Na primeira semana de Outubro de 2016 fui à Islândia por uma semana, no âmbito de um evento da AFS, o Chapter Exchange, que reunia dez voluntários de cada país – Alemanha, Eslováquia, Islândia e Portugal – para discutir a multiculturalidade da Europa, nomeadamente a inclusão de refugiados nas nossas sociedades. A semana seria dividida entre alojamento no campo e alojamento na cidade. Nos primeiros três dias ficámos numa antiga escola em Thorlakshofn, relativamente no meio do nada, uma vez que tínhamos duas ou três casas vizinhas à vista. Nos últimos três continuámos a discussão na capital Reiquejavique. No dia em que nos íamos mudar do campo para a cidade os voluntários islandeses ofereceram-nos uma visita ao famoso Golden Circle.

Um dos mais famosos tours na Islândia é precisamente o Golden Circle, listado como um passeio obrigatório em quase todos os sites de turismo islandeses, principalmente pela sua proximidade à capital. Este “Círculo Dourado” (que na verdade não é um círculo) consiste em três lugares igualmente impressionantes, tão espectaculares como únicos, no sudoeste da Islândia: o Parque Nacional Thingvellir, a área geotérmica de Geysir e a enorme cascata Gullfoss. Geralmente a visita é feita pela ordem que enumerei, mas como nós não vínhamos de Reiquejavique, mas esse sim era o nosso destino, fizemos o “círculo” ao contrário.

Infelizmente o dia começou mal! O autocarro que nos ia transportar teve um problema e chegou mais de uma hora e meia atrasado e o que ia ser uma curta visita, ainda mais curta se tornou. Assim, muita informação que vos transmito é baseada em sites de turismo islandeses, como o Guide to Iceland, pois só nos foi dado entre 30 e 45min em cada lugar. Como introdução, algumas fotografias das paisagens islandesas entre os vários pontos, parte importante deste tour!

 

 

.

A MARAVILHOSA GULLFOSS

Dizem que é uma das mais espectaculares cascatas da Islândia – e a única que vi! Encontra-se a menos de 10min do Geysir, na verdade passámos por ele antes de chegar à cascata.

Localizada num antigo vale, o rio Hvita contém esta poderosa cascata, dividida em duas quedas, com uma altura total de 32m. O verão (entenda-se também final de primavera e início de Outono) será a melhor época para visitar Gullfoss, quando não há gelo no chão, pois é possível aproximar-se bastante das quedas de água. Perto ou longe de certeza que ficam um pouco molhados, pois a força da água é tanta, que levanta partículas de água que molham mesmo quem não quer! Isso não quer dizer, no entanto, que Gullfoss seja menos espetacular no inverno – pelos menos é o que dizem, porque eu não vi. Embora não se possa chegar tão perto, vê-la parcialmente congelada é fascinante. Lembrem-se porém que, embora as temperaturas na Islândia não atinjam valores muito baixos, o vento é o pior inimigo, principalmente o trazido dos glaciares vizinhos, por isso agasalhem-se bem!
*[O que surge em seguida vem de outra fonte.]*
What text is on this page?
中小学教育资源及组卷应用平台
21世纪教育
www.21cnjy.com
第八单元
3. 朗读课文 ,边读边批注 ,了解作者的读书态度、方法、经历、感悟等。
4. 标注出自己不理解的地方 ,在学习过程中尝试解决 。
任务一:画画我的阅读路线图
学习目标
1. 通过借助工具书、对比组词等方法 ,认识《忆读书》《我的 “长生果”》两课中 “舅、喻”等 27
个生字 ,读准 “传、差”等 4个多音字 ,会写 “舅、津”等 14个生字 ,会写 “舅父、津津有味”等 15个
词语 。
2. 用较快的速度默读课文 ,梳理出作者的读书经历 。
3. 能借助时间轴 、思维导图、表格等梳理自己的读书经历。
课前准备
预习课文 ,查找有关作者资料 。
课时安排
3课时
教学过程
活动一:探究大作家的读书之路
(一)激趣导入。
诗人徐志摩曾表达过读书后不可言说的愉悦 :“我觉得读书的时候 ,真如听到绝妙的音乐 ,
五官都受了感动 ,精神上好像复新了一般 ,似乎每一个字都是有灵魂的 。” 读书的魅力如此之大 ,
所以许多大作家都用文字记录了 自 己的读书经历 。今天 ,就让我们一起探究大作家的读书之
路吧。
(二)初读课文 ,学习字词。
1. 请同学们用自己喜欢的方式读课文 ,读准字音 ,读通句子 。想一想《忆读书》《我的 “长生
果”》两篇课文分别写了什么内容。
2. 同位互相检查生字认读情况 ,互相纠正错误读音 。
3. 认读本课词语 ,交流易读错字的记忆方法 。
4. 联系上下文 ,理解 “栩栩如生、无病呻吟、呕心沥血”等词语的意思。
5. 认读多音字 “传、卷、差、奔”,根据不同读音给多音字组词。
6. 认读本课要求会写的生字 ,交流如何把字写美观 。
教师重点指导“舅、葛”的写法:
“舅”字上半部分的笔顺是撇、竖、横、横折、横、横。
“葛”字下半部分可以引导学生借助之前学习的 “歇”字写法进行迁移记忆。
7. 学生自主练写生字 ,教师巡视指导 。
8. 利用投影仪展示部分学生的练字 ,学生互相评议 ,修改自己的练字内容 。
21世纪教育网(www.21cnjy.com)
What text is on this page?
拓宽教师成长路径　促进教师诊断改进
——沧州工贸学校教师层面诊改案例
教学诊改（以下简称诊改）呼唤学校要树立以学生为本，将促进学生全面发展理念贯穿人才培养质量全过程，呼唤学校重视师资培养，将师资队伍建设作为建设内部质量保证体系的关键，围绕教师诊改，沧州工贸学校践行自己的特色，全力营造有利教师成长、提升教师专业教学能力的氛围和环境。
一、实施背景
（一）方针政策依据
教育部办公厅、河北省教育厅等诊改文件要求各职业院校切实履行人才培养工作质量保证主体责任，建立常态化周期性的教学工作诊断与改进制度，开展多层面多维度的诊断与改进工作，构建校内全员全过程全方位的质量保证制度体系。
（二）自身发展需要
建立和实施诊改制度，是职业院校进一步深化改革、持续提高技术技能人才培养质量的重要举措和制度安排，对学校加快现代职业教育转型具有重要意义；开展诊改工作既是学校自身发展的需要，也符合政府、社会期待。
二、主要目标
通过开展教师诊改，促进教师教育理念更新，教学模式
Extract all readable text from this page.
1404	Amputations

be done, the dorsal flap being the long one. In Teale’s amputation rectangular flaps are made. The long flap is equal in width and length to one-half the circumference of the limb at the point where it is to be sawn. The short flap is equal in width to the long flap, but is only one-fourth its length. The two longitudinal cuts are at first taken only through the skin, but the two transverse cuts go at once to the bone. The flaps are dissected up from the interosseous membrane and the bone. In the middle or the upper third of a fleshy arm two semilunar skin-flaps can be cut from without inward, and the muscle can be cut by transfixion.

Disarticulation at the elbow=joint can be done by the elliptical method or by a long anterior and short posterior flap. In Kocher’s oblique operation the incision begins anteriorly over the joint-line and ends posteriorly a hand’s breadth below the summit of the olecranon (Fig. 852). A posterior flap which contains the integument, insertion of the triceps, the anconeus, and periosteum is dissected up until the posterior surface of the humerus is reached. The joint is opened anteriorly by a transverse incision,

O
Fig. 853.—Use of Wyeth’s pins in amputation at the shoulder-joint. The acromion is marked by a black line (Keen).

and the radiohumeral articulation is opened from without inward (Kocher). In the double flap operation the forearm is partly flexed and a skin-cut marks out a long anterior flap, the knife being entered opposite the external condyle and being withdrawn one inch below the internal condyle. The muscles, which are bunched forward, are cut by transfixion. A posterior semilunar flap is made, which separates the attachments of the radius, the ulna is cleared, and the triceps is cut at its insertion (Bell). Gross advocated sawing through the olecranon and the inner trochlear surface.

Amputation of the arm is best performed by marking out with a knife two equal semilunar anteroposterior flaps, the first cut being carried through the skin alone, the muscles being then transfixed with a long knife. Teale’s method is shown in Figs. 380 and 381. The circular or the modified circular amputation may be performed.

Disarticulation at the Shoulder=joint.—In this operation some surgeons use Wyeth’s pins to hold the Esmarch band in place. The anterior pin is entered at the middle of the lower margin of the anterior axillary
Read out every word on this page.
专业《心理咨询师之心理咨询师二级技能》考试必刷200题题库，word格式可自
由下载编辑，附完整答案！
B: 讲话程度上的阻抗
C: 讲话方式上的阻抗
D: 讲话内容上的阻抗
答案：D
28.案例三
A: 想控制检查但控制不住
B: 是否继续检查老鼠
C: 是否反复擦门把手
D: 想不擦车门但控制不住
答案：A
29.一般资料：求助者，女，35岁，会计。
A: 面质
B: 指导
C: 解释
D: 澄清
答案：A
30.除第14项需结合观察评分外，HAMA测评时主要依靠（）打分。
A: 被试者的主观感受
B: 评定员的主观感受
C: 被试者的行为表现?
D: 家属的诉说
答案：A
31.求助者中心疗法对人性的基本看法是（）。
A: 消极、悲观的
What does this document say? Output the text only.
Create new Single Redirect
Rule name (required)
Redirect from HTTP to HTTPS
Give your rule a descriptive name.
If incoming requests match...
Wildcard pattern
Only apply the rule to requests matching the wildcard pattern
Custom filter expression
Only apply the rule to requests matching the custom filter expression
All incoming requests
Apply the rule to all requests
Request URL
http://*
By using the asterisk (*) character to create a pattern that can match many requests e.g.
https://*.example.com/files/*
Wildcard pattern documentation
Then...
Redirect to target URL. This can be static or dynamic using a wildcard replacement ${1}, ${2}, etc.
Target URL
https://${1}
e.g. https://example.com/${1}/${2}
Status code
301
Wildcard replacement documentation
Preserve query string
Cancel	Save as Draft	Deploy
Infelizmente esta cascata esteve uma vez em risco de ser transformada em barragem. No início do século XX, investidores estrangeiros tiveram oportunidade de transformá-la numa usina hidroelétrica. O proprietário dos terrenos, Tomas Tomasson, cedeu indirectamente os direitos dos terrenos mas a sua filha, Sigridur Tomasdottir, recusou-se a deixar que a maravilha natural, que ela tanto amava, fosse destruída. Desde ameaçar que se atirava das cataratas a percorrer várias vezes a pé os 200km em terra até Reiquejavique, as suas acções chamaram a atenção da crítica nacional e garantiram que o processo de construção da barragem fosse atrasado. Eventualmente, o advogado que Sigridur contratou, Sveinn Bjornsson, conseguiu que os investidores anulassem o contrato. Mais tarde esse mesmo homem foi eleito primeiro presidente da Islândia. Sigridur foi imortalizada numa escultura de pedra no topo da cachoeira e é lembrada como uma mulher pobre e sem instrução, lutando contra uma sociedade capitalista e patriarcal em nome da beleza da natureza; ela ajudou a pavimentar o caminho para o feminismo e o ambientalismo típicos da cultura islandesa!

 

 

 

 

 

 

.

A ÁREA GEOTÉRMICA DE GEYSIR

A nossa segunda paragem do Golden Circle foi no Geysir, localizada no vale de Haukadalur, onde a actividade geotérmica é bastante intensa. A área contém muitas piscinas quentes e fumarolas, atracção que seria fascinante o suficiente, mesmo sem os dois geysirs que a tornam famosa. O primeiro deles, que dá menos nas vistas, é o que deu nome a todos os outros, o Grande Geysir, o mais antigo e documentado da literatura europeia. O seu nome vem do verbo nórdico antigo ‘jorrar’, geysa, e este raramente entra em erupção. Já o seu vizinho, Strokkur, “explode” a cada dez minutos, aproximadamente, sendo que a água pode atingir entre 20 e 40 metros de altura.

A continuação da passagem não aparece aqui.